The last 24 hours have been a veritable roller coaster for any American who has any interest in the civil rights and personal freedoms of every citizen of this country. And that's all of us, right? We all care about this country, don't we? I thought so. Let's relive all the excitement together, in the common cultural language of tweets and memes. Shall we begin?
The Dismantling of the Voting Rights Act
So this was a low. This was a devastating low, and a troubling indicator of what might come from the Supreme Court with the other decisions on its docket. Representative John Lewis, a civil rights icon, said, "It is awful, it's a sad day, I never thought that I would see the day when the U.S. Supreme Court would put a dagger in the heart of the Voting Rights Act of 1965." Basically, the 5 justices who formed the majority opinion declared that racism was dead. Which, fuck that noise. As Nell Scovell notes, it's illogical to remove a successful protective measure by claiming that it's worked so well that it's no longer necessary. Without the prophylactic that is the VRA, little racist sperms will get through and impregnate our country with their bigotry. Or something like that. Anyway, because of that decision, it was a rough morning.
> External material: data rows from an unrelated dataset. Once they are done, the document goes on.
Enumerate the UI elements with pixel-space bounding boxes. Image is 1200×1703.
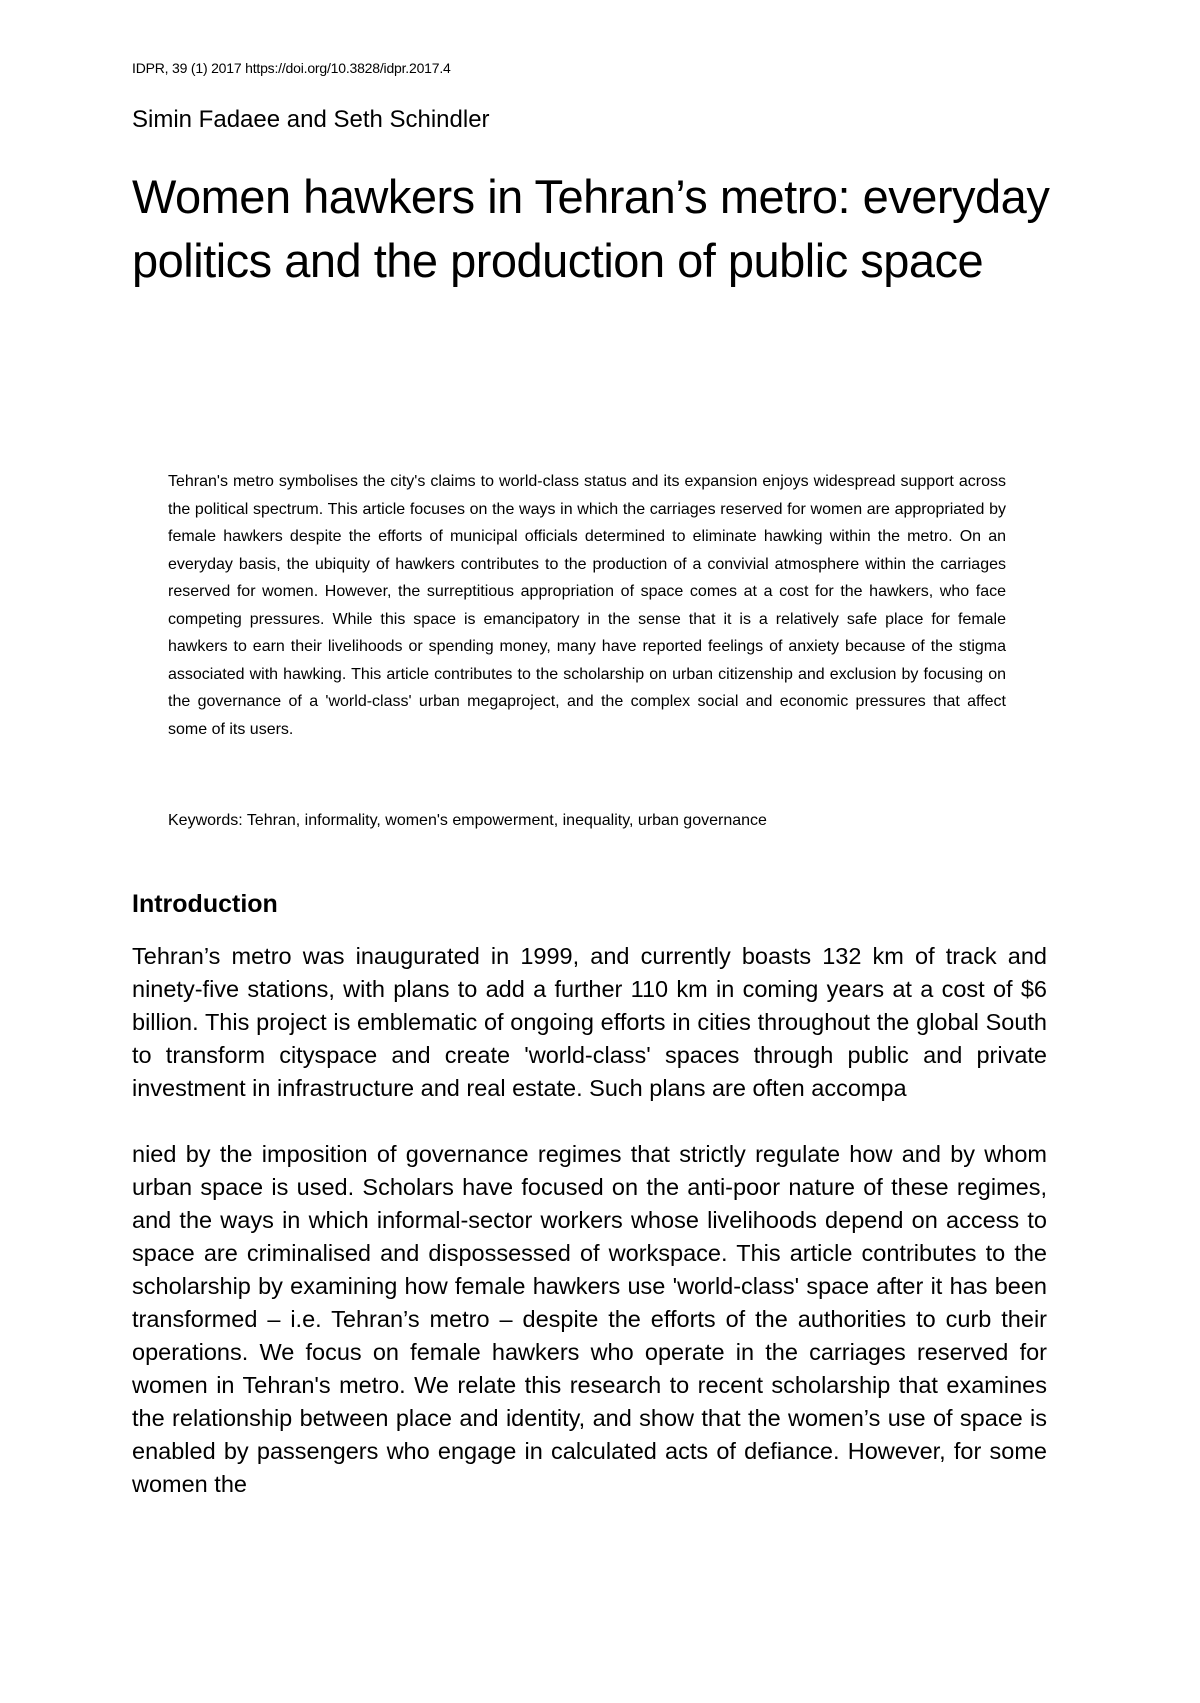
article-authors: Simin Fadaee and Seth Schindler — [132, 106, 490, 133]
article-title: Women hawkers in Tehran’s metro: everyday politics and the production of public space — [132, 170, 1050, 287]
introduction-paragraph-2: nied by the imposition of governance regimes that strictly regulate how and by whom urban space is used. Scholars have focused on the anti-poor nature of these regimes, and the ways in which informal-sector workers whose livelihoods depend on access to space are criminalised and dispossessed of workspace. This article contributes to the scholarship by examining how female hawkers use 'world-class' space after it has been transformed – i.e. Tehran’s metro – despite the efforts of the authorities to curb their operations. We focus on female hawkers who operate in the carriages reserved for women in Tehran's metro. We relate this research to recent scholarship that examines the relationship between place and identity, and show that the women’s use of space is enabled by passengers who engage in calculated acts of defiance. However, for some women the — [132, 1141, 1047, 1497]
article-abstract: Tehran's metro symbolises the city's claims to world-class status and its expansion enjoys widespread support across the political spectrum. This article focuses on the ways in which the carriages reserved for women are appropriated by female hawkers despite the efforts of municipal officials determined to eliminate hawking within the metro. On an everyday basis, the ubiquity of hawkers contributes to the production of a convivial atmosphere within the carriages reserved for women. However, the surreptitious appropriation of space comes at a cost for the hawkers, who face competing pressures. While this space is emancipatory in the sense that it is a relatively safe place for female hawkers to earn their livelihoods or spending money, many have reported feelings of anxiety because of the stigma associated with hawking. This article contributes to the scholarship on urban citizenship and exclusion by focusing on the governance of a 'world-class' urban megaproject, and the complex social and economic pressures that affect some of its users. — [168, 473, 1006, 738]
journal-citation: IDPR, 39 (1) 2017 https://doi.org/10.3828/idpr.2017.4 — [132, 60, 451, 76]
introduction-paragraph-1: Tehran’s metro was inaugurated in 1999, and currently boasts 132 km of track and ninety-five stations, with plans to add a further 110 km in coming years at a cost of $6 billion. This project is emblematic of ongoing efforts in cities throughout the global South to transform cityspace and create 'world-class' spaces through public and private investment in infrastructure and real estate. Such plans are often accompa — [132, 943, 1047, 1101]
section-heading-introduction: Introduction — [132, 890, 278, 918]
article-keywords: Keywords: Tehran, informality, women's empowerment, inequality, urban governance — [168, 812, 767, 829]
The Beginning of the Filibuster
On the heels of the depressing VRA news, the report that the Texas State Legislature was probably going to pass a law effectively ending access to abortions for all Texan women was the icing on the turd cake of conservative policies. But then word started to trickle out—via social media, not any major news outlets—that Texas state legislator Wendy Davis was going to attempt a thirteen hour filibuster, during which she would need to speak on topic the whole time and refrain from sitting, leaning, eating, drinking, or even going to the bathroom. It seemed almost impossible that she'd be able to do it, but damn was it ever inspiring that she was going to attempt it.
Who Is Wendy Davis?
For those of us who had never heard of Wendy Davis before (including me), not only was the act of filibustering destined to inspire us all, but her whole life story was just as impressive. Pregnant and single at nineteen-years-old, Davis worked her way through community college, transferred to Texas Christian University (where she was valedictorian), and then went to Harvard Law School, where she graduated with honors. Davis has held her seat in notoriously conservative Torrant County since 2008, when she unseated a heavily favorited Republican incumbent. To sum up, Wendy Davis is awesome.
You Don't Own Me
As the night wore on and the Texas Republicans tried to derail Davis from completing her filibuster, things began to get a little crazy. The misogynists in the legislature were trying to shut Davis down, and maybe would have even been successful if fellow Texas Senator Leticia Van de Putte hadn't said the following, "At what point must a female senator raise her hand or her voice to be recognized over her male colleagues?” Let's bear in mind that Van de Putte had just come back from her father's funeral because she recognized the importance of being present for the vote. What a bad-ass. After she spoke, about fifteen minutes before midnight, all hell broke loose (in the best possible way) and the abortion rights activists made their voices heard in order to prevent a vote.
DOMA and Prop 8
As glorious as Wendy Davis was, there was another major political issue about to be decided, namely, would gay men and women have the same rights as everyone else in this country to be joined in wedded, uh, bliss. Although many experts were hopeful, after the demoralizing VRA defeat the day before, it was hard to be too optimistic. But...let freedom ring! And let Antonin Scalia choke on the bilious and hateful words that spew out of his mouth. DOMA is gone, Prop 8 is vanquished and this is going to be the best Pride weekend NYC has ever seen!
Let's Not Forget
As much of a high as fans of civil liberties might be on right now, it's essential to remember that, with the negation of the VRA, there is a lot of work to be done. But in spite of the terrible injustices that occur, in fact, because of those injustices, it is important to celebrate the victories we do win. And to go on fighting for the rights of all marginalized and oppressed people. Hearing the voices supporting Wendy Davis last night brought me to tears. Those voices were loud, they were full of hope, they were full of anger, and they were full of power. They could not be silenced. But they will need to stay loud because, as Think Progress reported today, the dismantling of the VRA could mean that Wendy Davis, and countless others like her, are maneuvered out of office by those same men who tried to silence her last night. We can not let that happen. We need to stay loud.